A child book author has to start writing for journals. FUTURE: Writing for journals can be very educational, but in some ways it is different from writing a book. Even if a book-reader' s attention, he won' be selling your work. Well, if you' re targeting a book, you might as well join in.
PHYTH: Children's tales should be taught. FUTURE: Good children's tales do not lecture. Instead, they are educating for realities, researching important topics - as well as good storytelling for adults. And since my kids/neighbours/students like my tale, she'll make a great book. FUTURE: Your children/neighbours/students may only like it because it is yours or because they like the read.
That doesn't make any impression on the writers. The rhyming will give my tale more charm. FUTURE: Rhymes are particularly difficult to make, so journalists are skeptical about them. I need to find an illuminator for my work. FUTURE: If you are not an artiste yourself, the writers will want to bring you together with professionals of your own choosing.
I need an operative to get my work out. FUTURE: Although it has become more difficult to buy children's literature without an editor, you can still do it - and get an editor can be as difficult as getting a publish. It is more useful and available if you have been selling them yourself.
My odds are better when I apply to small publishing houses. FUTURE: Not if your book is not specialised. Minor publishing houses publish fewer volumes and often have to be careful in their selection. Big publishing houses can occasionally take a risk. PHYTEC: Book writers don't like repeat subscriptions. FUTURE: Despite what is officially stated, most journalists no longer suffer discrimination.

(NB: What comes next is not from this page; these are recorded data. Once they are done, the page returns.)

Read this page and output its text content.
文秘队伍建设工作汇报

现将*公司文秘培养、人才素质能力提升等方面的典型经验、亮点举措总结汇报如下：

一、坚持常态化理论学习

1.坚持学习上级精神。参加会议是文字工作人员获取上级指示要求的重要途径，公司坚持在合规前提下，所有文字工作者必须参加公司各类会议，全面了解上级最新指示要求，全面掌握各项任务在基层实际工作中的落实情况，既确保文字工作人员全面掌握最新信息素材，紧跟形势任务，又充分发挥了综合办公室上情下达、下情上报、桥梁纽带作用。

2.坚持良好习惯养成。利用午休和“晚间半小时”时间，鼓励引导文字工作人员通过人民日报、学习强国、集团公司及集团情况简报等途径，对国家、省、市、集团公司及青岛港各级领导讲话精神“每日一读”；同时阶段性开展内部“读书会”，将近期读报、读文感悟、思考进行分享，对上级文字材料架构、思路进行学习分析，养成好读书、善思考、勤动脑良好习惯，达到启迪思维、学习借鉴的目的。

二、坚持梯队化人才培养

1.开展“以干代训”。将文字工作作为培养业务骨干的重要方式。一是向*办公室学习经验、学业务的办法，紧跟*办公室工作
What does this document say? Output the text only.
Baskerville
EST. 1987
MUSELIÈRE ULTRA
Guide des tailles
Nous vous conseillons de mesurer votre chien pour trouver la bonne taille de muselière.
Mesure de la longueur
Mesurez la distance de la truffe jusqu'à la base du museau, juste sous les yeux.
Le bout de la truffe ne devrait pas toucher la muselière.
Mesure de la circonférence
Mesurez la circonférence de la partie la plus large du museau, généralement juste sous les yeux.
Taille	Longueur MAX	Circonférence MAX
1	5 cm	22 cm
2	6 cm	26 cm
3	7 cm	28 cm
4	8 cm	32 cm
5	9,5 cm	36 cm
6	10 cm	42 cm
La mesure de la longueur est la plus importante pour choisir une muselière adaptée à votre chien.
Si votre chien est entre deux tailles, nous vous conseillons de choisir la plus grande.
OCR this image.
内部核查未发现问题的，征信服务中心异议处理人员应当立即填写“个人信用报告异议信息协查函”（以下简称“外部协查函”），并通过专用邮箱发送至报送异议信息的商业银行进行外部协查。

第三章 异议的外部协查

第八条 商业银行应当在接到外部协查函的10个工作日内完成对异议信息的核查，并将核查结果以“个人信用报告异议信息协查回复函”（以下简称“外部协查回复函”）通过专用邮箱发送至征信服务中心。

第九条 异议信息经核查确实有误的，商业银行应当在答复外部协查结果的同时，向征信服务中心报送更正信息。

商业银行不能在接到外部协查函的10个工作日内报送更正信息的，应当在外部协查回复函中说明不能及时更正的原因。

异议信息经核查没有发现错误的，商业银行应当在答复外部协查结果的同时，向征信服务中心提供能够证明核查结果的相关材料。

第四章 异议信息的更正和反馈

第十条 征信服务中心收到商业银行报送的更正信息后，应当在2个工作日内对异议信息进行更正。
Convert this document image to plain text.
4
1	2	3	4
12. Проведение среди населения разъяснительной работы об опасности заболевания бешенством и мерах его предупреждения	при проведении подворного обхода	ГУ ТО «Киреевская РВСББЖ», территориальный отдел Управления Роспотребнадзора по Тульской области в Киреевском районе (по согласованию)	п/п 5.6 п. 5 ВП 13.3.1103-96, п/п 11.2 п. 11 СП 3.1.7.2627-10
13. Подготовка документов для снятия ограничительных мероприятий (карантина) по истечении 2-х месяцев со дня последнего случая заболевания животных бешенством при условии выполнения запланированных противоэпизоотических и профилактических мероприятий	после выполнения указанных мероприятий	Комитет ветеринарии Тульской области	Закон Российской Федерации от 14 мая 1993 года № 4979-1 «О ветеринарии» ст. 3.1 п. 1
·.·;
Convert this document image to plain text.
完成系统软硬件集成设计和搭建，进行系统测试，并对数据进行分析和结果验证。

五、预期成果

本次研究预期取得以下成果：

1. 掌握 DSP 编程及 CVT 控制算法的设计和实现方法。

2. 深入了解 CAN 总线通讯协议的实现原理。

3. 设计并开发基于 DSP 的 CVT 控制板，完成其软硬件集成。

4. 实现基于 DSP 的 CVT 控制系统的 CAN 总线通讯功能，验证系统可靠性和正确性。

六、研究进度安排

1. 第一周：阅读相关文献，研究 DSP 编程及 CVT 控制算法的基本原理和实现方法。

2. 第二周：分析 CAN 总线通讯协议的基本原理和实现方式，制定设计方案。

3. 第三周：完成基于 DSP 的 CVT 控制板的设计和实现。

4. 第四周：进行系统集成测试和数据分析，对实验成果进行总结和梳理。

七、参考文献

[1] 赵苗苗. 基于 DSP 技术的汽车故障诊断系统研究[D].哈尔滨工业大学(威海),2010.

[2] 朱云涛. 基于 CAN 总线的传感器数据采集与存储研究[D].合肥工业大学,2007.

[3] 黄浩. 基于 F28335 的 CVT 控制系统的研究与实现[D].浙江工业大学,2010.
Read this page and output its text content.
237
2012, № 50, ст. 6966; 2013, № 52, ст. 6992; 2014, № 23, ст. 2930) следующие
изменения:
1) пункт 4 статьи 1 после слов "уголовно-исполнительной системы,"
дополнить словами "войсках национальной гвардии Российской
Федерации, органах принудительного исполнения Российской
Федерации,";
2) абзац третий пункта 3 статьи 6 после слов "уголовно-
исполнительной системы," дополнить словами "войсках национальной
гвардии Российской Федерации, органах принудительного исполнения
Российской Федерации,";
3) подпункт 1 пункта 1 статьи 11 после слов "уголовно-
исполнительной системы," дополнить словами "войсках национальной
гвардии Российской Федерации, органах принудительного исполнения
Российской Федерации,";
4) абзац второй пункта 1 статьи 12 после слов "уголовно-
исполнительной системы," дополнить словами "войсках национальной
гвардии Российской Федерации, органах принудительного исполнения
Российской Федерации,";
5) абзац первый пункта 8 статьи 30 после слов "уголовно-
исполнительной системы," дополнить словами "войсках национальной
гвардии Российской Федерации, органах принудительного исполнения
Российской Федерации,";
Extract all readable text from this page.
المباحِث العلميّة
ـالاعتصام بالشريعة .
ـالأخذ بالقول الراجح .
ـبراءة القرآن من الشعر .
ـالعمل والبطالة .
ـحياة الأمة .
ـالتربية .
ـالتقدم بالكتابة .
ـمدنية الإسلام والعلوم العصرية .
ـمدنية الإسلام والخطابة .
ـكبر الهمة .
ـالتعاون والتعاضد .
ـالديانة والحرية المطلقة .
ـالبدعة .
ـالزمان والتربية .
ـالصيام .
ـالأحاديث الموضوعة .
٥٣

When I submit my idea, I need to keep it safe from thievery. FUTURE: Child publishing houses rarely steal. There are plenty of good reasons why authors are more interested in identifying authors who can use them. PHYTH: The longer it is for a journalist to answer, the more interested they are in my work. FUTURE: Your subjection could just as readily get misplaced or sit in a heap without being read.
It may take some publishing houses half a year or more to look at your history - or more than a year to overrule it. Other people don't react at all to tales they don't want. As soon as I sell my first book, the same publishing house will buy more. FUTURE: Maybe, maybe not.
Especially text in photo books will probably be evaluated on an individual basis, unless you are very succesful. As soon as I sell a book, my writing will back me up. FONALITY: Only a few published authors are fully endorsed by their writing. The majority work in normal positions and work in their free hours. Other people complement their writing with performances and classes.
If I' m a good writer, I' m sure to be successful. FUTURE: Good writing must be combined with aggressiveness and persistence in your advertising. Otherwise you may never find an editors who takes care of your work enough to make it public - or an audiences who care enough to do so.